2. Verifiable Rights Confirmation for C-end Data: Launching the 'Personal Data Verifiable DApp', allowing users to generate a 'chain fingerprint' of personal data. When authorizing third parties (such as AI financial platforms or personalized recommendation tools) to use this data, users can view the usage records and verification results through the DApp to ensure the data is not misused. Additionally, users' 'Data Contribution Certificates' can circulate across platforms, achieving 'one contribution, multiple scenario rights confirmation', with a target of reaching 10 million C-end users by 2026, forming a closed loop of 'personal data - verifiable collaboration - value confirmation';

3. Industry Verifiable Standard Output: In collaboration with the Ethereum Foundation, Base team, Chainlink, and leading AI companies (such as Anthropic), publishing (Web3 + AI Data Verifiable Collaboration Industry Standards), defining standards for data fingerprint generation, AI feature verification processes, and contribution confirmation technical requirements, driving the DataFi track from 'functional competition' to 'trust competition'; the goal for 2027 is to complete 20 trillion verifiable collaboration calls, becoming the world's largest decentralized verifiable data collaboration platform.

Summary: Verifiable collaboration is the core trust barrier of Chainbase

Chainbase's competitiveness does not come from 'data aggregation' or 'AI tools', but from deeply embedding 'verifiability' into the entire link of data collaboration through Hyperdata—solving industry pain points of difficult rights confirmation for data authenticity, non-transparent AI adaptation logic, and difficult verification of value distribution, transforming 'trust costs' into 'trust assets'. Its core barriers are reflected in three aspects:

1. Technical Barriers: Hyperdata's verifiable architecture is based on cryptography and on-chain evidence. Subsequent projects must be compatible with this architecture to achieve cross-ecological verifiable collaboration, forming 'trust path dependency';

2. Ecological Barriers: Over 20,000 developers and over 8,000 integrated projects have been built on the verifiable toolchain. Integration with top ecosystems such as Base and Coinbase has verified its trust value, and the reduction in user trust costs promotes positive ecological cycles;

3. Economic Barriers: The verifiable economic design of $C strongly binds 'verification behavior' with 'value returns', with the long-term returns of nodes and developers dependent on verification credibility, ensuring the trust foundation of the ecosystem.
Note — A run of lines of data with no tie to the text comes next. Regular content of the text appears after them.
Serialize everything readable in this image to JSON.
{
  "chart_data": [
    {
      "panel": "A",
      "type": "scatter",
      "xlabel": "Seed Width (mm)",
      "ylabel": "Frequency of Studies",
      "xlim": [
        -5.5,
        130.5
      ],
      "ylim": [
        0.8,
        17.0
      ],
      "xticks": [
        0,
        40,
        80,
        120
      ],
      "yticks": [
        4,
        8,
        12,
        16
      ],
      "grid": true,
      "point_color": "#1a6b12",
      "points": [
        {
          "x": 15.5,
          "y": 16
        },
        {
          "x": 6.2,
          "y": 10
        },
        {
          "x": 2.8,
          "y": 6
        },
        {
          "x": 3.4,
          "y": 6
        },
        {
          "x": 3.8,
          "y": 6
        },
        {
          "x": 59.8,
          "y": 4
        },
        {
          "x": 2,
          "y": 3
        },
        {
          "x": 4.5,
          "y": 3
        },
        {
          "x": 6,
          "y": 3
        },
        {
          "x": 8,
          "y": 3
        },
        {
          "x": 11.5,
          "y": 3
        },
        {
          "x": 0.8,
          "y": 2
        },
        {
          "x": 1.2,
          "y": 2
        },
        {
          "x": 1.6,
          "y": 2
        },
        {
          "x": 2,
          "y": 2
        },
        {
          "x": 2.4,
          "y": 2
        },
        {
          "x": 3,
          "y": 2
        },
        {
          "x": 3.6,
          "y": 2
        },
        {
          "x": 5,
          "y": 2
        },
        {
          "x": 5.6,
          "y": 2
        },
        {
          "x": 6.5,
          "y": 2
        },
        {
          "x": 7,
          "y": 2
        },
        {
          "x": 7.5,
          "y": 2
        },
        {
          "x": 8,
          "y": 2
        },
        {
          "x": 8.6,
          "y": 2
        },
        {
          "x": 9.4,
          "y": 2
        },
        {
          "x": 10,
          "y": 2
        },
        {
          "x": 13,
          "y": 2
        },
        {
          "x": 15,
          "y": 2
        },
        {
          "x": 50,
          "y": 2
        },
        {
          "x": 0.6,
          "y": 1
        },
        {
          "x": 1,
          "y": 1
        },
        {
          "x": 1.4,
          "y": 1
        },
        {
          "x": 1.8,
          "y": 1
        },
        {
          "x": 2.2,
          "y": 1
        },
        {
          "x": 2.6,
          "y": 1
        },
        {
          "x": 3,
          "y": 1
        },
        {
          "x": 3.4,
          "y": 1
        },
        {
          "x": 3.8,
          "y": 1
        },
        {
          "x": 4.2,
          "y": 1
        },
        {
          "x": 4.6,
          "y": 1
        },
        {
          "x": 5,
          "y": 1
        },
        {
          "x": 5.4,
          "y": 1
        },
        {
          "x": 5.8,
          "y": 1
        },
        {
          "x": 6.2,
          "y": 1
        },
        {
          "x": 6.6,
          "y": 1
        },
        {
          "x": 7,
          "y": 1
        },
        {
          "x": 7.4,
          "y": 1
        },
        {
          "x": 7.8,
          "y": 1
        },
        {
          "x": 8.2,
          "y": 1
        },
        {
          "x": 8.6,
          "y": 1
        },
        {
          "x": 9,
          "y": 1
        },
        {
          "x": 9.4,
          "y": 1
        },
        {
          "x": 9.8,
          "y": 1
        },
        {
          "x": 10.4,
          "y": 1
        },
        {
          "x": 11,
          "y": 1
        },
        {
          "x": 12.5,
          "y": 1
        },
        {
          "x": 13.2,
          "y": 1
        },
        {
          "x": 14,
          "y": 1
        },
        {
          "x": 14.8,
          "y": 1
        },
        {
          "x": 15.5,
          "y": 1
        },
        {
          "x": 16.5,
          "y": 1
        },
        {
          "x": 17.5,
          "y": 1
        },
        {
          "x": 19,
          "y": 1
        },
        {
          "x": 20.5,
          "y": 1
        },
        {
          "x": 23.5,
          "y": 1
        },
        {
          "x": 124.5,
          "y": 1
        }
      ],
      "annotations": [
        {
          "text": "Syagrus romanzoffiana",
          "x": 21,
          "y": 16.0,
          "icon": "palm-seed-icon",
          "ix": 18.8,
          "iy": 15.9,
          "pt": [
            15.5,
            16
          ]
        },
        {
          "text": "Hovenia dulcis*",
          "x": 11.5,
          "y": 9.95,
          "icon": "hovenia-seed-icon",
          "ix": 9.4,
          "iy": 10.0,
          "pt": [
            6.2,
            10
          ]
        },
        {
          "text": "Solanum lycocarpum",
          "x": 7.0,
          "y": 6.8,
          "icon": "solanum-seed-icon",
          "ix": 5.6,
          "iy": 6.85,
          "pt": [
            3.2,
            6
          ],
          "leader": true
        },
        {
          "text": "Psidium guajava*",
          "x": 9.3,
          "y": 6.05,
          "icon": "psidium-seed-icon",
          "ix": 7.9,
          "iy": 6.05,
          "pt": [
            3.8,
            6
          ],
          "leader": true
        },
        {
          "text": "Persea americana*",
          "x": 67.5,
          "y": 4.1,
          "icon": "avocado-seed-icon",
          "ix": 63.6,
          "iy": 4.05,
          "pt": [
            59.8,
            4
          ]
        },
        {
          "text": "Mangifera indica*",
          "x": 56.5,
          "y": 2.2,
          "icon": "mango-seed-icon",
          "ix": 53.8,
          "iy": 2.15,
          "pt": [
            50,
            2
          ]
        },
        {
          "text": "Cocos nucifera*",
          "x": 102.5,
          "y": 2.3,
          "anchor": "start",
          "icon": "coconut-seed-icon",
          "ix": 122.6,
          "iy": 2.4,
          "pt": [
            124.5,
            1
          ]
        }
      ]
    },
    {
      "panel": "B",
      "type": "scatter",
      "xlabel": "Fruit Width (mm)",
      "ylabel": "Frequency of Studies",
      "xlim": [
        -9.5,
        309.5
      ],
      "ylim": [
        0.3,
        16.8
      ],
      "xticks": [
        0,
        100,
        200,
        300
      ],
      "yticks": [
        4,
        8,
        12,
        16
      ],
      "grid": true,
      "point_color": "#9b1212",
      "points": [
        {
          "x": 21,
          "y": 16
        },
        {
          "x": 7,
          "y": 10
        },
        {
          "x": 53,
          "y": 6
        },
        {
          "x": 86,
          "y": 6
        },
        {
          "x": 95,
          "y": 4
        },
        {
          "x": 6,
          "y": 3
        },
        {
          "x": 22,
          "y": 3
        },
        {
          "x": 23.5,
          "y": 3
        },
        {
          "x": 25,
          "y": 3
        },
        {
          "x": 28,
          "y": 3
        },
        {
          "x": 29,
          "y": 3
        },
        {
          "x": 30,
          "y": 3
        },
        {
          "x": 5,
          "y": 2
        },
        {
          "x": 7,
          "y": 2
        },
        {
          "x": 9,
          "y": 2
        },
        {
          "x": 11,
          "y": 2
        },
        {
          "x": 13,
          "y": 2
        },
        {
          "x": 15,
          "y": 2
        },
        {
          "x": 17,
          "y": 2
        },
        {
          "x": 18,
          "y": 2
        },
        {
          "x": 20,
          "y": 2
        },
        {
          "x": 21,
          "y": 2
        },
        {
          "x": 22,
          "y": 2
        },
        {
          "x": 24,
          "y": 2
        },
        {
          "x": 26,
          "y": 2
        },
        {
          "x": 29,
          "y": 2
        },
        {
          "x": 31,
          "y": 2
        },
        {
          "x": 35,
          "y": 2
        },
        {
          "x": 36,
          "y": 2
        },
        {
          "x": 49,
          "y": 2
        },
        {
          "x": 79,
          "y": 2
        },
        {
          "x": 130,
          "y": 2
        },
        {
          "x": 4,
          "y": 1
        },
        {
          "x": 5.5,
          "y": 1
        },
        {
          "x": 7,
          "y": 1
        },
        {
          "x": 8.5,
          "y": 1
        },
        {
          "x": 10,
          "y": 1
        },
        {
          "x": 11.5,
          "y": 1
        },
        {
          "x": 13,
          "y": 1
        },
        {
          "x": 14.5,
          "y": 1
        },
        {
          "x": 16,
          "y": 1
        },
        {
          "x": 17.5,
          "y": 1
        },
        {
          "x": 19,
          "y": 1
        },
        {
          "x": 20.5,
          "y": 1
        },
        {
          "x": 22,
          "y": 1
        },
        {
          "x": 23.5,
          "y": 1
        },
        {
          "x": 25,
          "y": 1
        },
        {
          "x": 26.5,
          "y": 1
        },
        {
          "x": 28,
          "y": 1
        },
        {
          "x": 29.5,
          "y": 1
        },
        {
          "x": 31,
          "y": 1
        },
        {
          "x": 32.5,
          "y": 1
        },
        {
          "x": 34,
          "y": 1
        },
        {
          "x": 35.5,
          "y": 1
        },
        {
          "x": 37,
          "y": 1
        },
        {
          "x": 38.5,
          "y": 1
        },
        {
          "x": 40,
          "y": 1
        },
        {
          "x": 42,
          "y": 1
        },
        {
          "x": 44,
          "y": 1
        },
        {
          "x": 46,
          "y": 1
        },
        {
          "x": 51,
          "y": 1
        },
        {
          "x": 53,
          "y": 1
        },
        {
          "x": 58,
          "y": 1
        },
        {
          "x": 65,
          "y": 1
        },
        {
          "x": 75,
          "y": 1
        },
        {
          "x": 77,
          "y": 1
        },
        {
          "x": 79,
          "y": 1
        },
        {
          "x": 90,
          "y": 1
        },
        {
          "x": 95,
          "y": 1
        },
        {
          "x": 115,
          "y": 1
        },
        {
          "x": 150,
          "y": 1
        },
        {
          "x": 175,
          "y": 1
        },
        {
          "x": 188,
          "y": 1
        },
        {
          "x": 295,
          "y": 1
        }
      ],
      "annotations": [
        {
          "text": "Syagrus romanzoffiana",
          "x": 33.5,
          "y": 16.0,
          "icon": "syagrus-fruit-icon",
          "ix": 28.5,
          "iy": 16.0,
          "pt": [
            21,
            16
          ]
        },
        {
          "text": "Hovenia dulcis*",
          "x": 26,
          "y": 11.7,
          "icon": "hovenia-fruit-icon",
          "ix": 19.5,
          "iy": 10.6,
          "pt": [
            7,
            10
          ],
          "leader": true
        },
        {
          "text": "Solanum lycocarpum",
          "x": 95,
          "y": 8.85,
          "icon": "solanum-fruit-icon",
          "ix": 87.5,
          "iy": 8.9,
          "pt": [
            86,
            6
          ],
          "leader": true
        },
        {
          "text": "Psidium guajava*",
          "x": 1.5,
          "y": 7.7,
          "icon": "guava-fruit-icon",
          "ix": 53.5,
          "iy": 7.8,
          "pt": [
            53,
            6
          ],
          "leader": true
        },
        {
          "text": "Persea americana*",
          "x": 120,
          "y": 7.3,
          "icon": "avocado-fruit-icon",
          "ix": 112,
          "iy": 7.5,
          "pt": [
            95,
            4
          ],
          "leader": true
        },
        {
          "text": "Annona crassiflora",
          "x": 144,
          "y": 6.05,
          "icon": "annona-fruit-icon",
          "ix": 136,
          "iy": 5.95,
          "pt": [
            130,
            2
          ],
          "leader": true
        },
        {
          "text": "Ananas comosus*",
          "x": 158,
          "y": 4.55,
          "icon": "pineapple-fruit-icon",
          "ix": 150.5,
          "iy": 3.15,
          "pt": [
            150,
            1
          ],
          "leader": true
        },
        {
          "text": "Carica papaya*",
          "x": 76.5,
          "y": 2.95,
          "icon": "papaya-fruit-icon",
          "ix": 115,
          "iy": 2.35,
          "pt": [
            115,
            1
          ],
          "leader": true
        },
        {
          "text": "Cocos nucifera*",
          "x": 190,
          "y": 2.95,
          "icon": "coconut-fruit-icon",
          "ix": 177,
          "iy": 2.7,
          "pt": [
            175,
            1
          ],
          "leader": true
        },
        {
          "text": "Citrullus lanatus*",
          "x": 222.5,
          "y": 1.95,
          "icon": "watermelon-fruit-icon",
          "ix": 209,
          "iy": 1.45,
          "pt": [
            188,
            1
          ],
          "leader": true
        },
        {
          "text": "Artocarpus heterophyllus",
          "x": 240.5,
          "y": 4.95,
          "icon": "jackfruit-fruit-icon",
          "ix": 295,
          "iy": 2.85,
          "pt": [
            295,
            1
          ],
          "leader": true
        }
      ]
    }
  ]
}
It should be noted that this analysis is based solely on publicly available project information for objective technical and ecological interpretation and does not constitute any investment advice. Although $C is currently in a price correction cycle, combined with the strong demand for 'trust collaboration' in the Web3+AI industry (the Web3 trusted data market is expected to exceed $5 billion by 2025), and Chainbase's first-mover advantage in the verifiable collaboration field, its long-term value lies in providing a 'trust standard' for the Web3+AI data ecosystem rather than being merely a commercial tool. This is also its core industrial positioning that distinguishes it from similar projects.